Atas dasar itu, saya menuliskan pesan cinta untuk keluarga di kampung halaman, Balikpapan, Kalimantan Timur. Juga buat kawan-kawan di Jakarta. Tapi ada yang lebih penting kurasa. Bekerjasama dengan Syukur Sudani Hulu, staf BMH, saya menulis sebait doa berikut:
“Untuk kalian umat Islam dan para Mujahidin di Palestina, Suriah, Yaman, serta seluruh dunia. Doa dan dukungan kami selalu menyertai kalian. Salam perjuangan dari Tim BMH dan Hidayatullah media. (Munas IV Hidayatullah).”
Melengkapi kampanye itu, saya mengenakan ikat kepala “Save Gaza” dan baju kaos berbentuk bendera Palestina. Hingga kami turun dari gunung, atribut itu tetap melekat di badan. Berharap kampanye ini mengingatkan para pendaki akan Palestina dan negara Islam lainnya. Di sisi lain, hati kecilku merasa baru segini yang bisa kami perbuat.

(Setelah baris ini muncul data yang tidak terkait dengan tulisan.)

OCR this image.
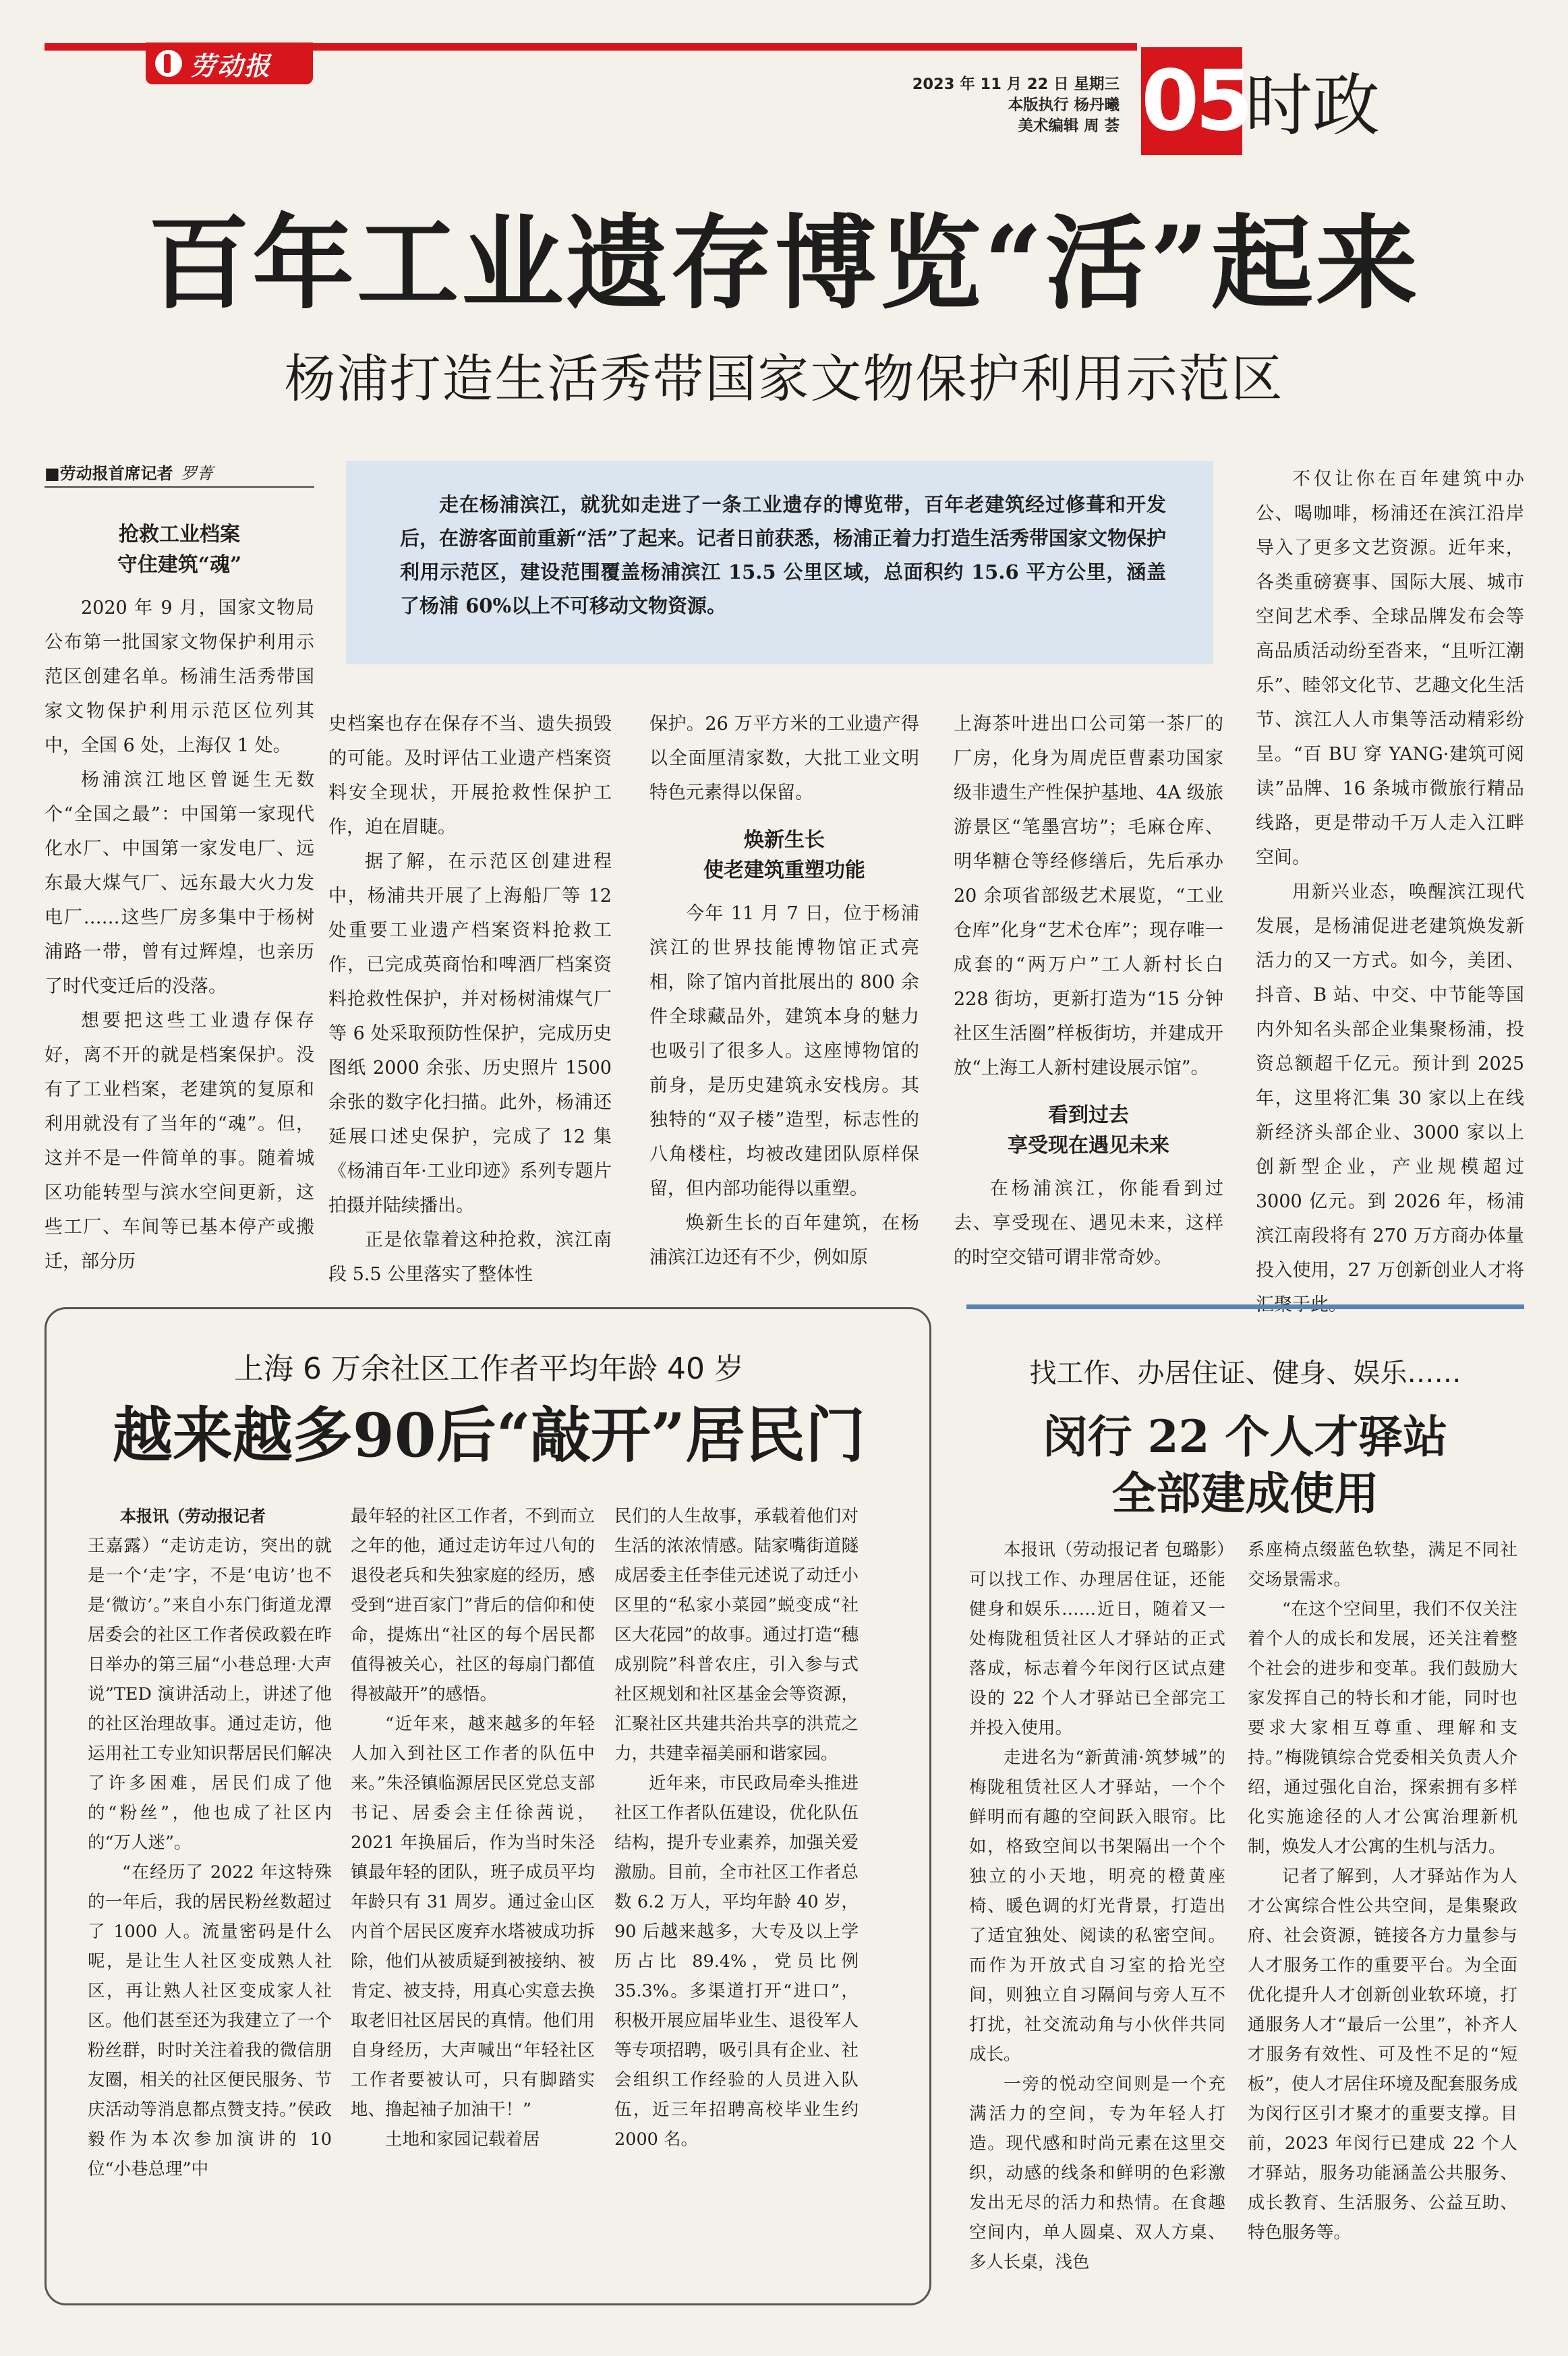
劳动报
2023 年 11 月 22 日 星期三
本版执行 杨丹曦
美术编辑 周 荟 05
时政
百年工业遗存博览“活”起来
杨浦打造生活秀带国家文物保护利用示范区
■劳动报首席记者 罗菁
走在杨浦滨江，就犹如走进了一条工业遗存的博览带，百年老建筑经过修葺和开发后，在游客面前重新“活”了起来。记者日前获悉，杨浦正着力打造生活秀带国家文物保护利用示范区，建设范围覆盖杨浦滨江 15.5 公里区域，总面积约 15.6 平方公里，涵盖了杨浦 60%以上不可移动文物资源。
抢救工业档案
守住建筑“魂”

2020 年 9 月，国家文物局公布第一批国家文物保护利用示范区创建名单。杨浦生活秀带国家文物保护利用示范区位列其中，全国 6 处，上海仅 1 处。

杨浦滨江地区曾诞生无数个“全国之最”：中国第一家现代化水厂、中国第一家发电厂、远东最大煤气厂、远东最大火力发电厂……这些厂房多集中于杨树浦路一带，曾有过辉煌，也亲历了时代变迁后的没落。

想要把这些工业遗存保存好，离不开的就是档案保护。没有了工业档案，老建筑的复原和利用就没有了当年的“魂”。但，这并不是一件简单的事。随着城区功能转型与滨水空间更新，这些工厂、车间等已基本停产或搬迁，部分历

史档案也存在保存不当、遗失损毁的可能。及时评估工业遗产档案资料安全现状，开展抢救性保护工作，迫在眉睫。

据了解，在示范区创建进程中，杨浦共开展了上海船厂等 12 处重要工业遗产档案资料抢救工作，已完成英商怡和啤酒厂档案资料抢救性保护，并对杨树浦煤气厂等 6 处采取预防性保护，完成历史图纸 2000 余张、历史照片 1500 余张的数字化扫描。此外，杨浦还延展口述史保护，完成了 12 集《杨浦百年·工业印迹》系列专题片拍摄并陆续播出。

正是依靠着这种抢救，滨江南段 5.5 公里落实了整体性

保护。26 万平方米的工业遗产得以全面厘清家数，大批工业文明特色元素得以保留。

焕新生长
使老建筑重塑功能

今年 11 月 7 日，位于杨浦滨江的世界技能博物馆正式亮相，除了馆内首批展出的 800 余件全球藏品外，建筑本身的魅力也吸引了很多人。这座博物馆的前身，是历史建筑永安栈房。其独特的“双子楼”造型，标志性的八角楼柱，均被改建团队原样保留，但内部功能得以重塑。

焕新生长的百年建筑，在杨浦滨江边还有不少，例如原

上海茶叶进出口公司第一茶厂的厂房，化身为周虎臣曹素功国家级非遗生产性保护基地、4A 级旅游景区“笔墨宫坊”；毛麻仓库、明华糖仓等经修缮后，先后承办 20 余项省部级艺术展览，“工业仓库”化身“艺术仓库”；现存唯一成套的“两万户”工人新村长白 228 街坊，更新打造为“15 分钟社区生活圈”样板街坊，并建成开放“上海工人新村建设展示馆”。

看到过去
享受现在遇见未来

在杨浦滨江，你能看到过去、享受现在、遇见未来，这样的时空交错可谓非常奇妙。

不仅让你在百年建筑中办公、喝咖啡，杨浦还在滨江沿岸导入了更多文艺资源。近年来，各类重磅赛事、国际大展、城市空间艺术季、全球品牌发布会等高品质活动纷至沓来，“且听江潮乐”、睦邻文化节、艺趣文化生活节、滨江人人市集等活动精彩纷呈。“百 BU 穿 YANG·建筑可阅读”品牌、16 条城市微旅行精品线路，更是带动千万人走入江畔空间。

用新兴业态，唤醒滨江现代发展，是杨浦促进老建筑焕发新活力的又一方式。如今，美团、抖音、B 站、中交、中节能等国内外知名头部企业集聚杨浦，投资总额超千亿元。预计到 2025 年，这里将汇集 30 家以上在线新经济头部企业、3000 家以上创新型企业，产业规模超过 3000 亿元。到 2026 年，杨浦滨江南段将有 270 万方商办体量投入使用，27 万创新创业人才将

上海 6 万余社区工作者平均年龄 40 岁
越来越多90后“敲开”居民门
本报讯（劳动报记者

王嘉露）“走访走访，突出的就是一个‘走’字，不是‘电访’也不是‘微访’。”来自小东门街道龙潭居委会的社区工作者侯政毅在昨日举办的第三届“小巷总理·大声说”TED 演讲活动上，讲述了他的社区治理故事。通过走访，他运用社工专业知识帮居民们解决了许多困难，居民们成了他的“粉丝”，他也成了社区内的“万人迷”。

“在经历了 2022 年这特殊的一年后，我的居民粉丝数超过了 1000 人。流量密码是什么呢，是让生人社区变成熟人社区，再让熟人社区变成家人社区。他们甚至还为我建立了一个粉丝群，时时关注着我的微信朋友圈，相关的社区便民服务、节庆活动等消息都点赞支持。”侯政毅作为本次参加演讲的 10 位“小巷总理”中

最年轻的社区工作者，不到而立之年的他，通过走访年过八旬的退役老兵和失独家庭的经历，感受到“进百家门”背后的信仰和使命，提炼出“社区的每个居民都值得被关心，社区的每扇门都值得被敲开”的感悟。

“近年来，越来越多的年轻人加入到社区工作者的队伍中来。”朱泾镇临源居民区党总支部书记、居委会主任徐茜说，2021 年换届后，作为当时朱泾镇最年轻的团队，班子成员平均年龄只有 31 周岁。通过金山区内首个居民区废弃水塔被成功拆除，他们从被质疑到被接纳、被肯定、被支持，用真心实意去换取老旧社区居民的真情。他们用自身经历，大声喊出“年轻社区工作者要被认可，只有脚踏实地、撸起袖子加油干！”

土地和家园记载着居

民们的人生故事，承载着他们对生活的浓浓情感。陆家嘴街道隧成居委主任李佳元述说了动迁小区里的“私家小菜园”蜕变成“社区大花园”的故事。通过打造“穗成别院”科普农庄，引入参与式社区规划和社区基金会等资源，汇聚社区共建共治共享的洪荒之力，共建幸福美丽和谐家园。

近年来，市民政局牵头推进社区工作者队伍建设，优化队伍结构，提升专业素养，加强关爱激励。目前，全市社区工作者总数 6.2 万人，平均年龄 40 岁，90 后越来越多，大专及以上学历占比 89.4%，党员比例 35.3%。多渠道打开“进口”，积极开展应届毕业生、退役军人等专项招聘，吸引具有企业、社会组织工作经验的人员进入队伍，近三年招聘高校毕业生约 2000 名。

找工作、办居住证、健身、娱乐……
闵行 22 个人才驿站
全部建成使用

本报讯（劳动报记者 包璐影）可以找工作、办理居住证，还能健身和娱乐……近日，随着又一处梅陇租赁社区人才驿站的正式落成，标志着今年闵行区试点建设的 22 个人才驿站已全部完工并投入使用。

走进名为“新黄浦·筑梦城”的梅陇租赁社区人才驿站，一个个鲜明而有趣的空间跃入眼帘。比如，格致空间以书架隔出一个个独立的小天地，明亮的橙黄座椅、暖色调的灯光背景，打造出了适宜独处、阅读的私密空间。而作为开放式自习室的拾光空间，则独立自习隔间与旁人互不打扰，社交流动角与小伙伴共同成长。

一旁的悦动空间则是一个充满活力的空间，专为年轻人打造。现代感和时尚元素在这里交织，动感的线条和鲜明的色彩激发出无尽的活力和热情。在食趣空间内，单人圆桌、双人方桌、多人长桌，浅色

系座椅点缀蓝色软垫，满足不同社交场景需求。

“在这个空间里，我们不仅关注着个人的成长和发展，还关注着整个社会的进步和变革。我们鼓励大家发挥自己的特长和才能，同时也要求大家相互尊重、理解和支持。”梅陇镇综合党委相关负责人介绍，通过强化自治，探索拥有多样化实施途径的人才公寓治理新机制，焕发人才公寓的生机与活力。

记者了解到，人才驿站作为人才公寓综合性公共空间，是集聚政府、社会资源，链接各方力量参与人才服务工作的重要平台。为全面优化提升人才创新创业软环境，打通服务人才“最后一公里”，补齐人才服务有效性、可及性不足的“短板”，使人才居住环境及配套服务成为闵行区引才聚才的重要支撑。目前，2023 年闵行已建成 22 个人才驿站，服务功能涵盖公共服务、成长教育、生活服务、公益互助、特色服务等。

Dalam perjalanan turun gunung, saya melangkah cepat, kadang berlari kecil. Selain trik ini disarankan oleh Sofyan, sebuah semangat baru tertanam dalam diriku. Pendakian perdanaku memang memberi kesan mendalam. Kesan buruknya, saat turun, debunya jauh lebih banyak daripada saat naik.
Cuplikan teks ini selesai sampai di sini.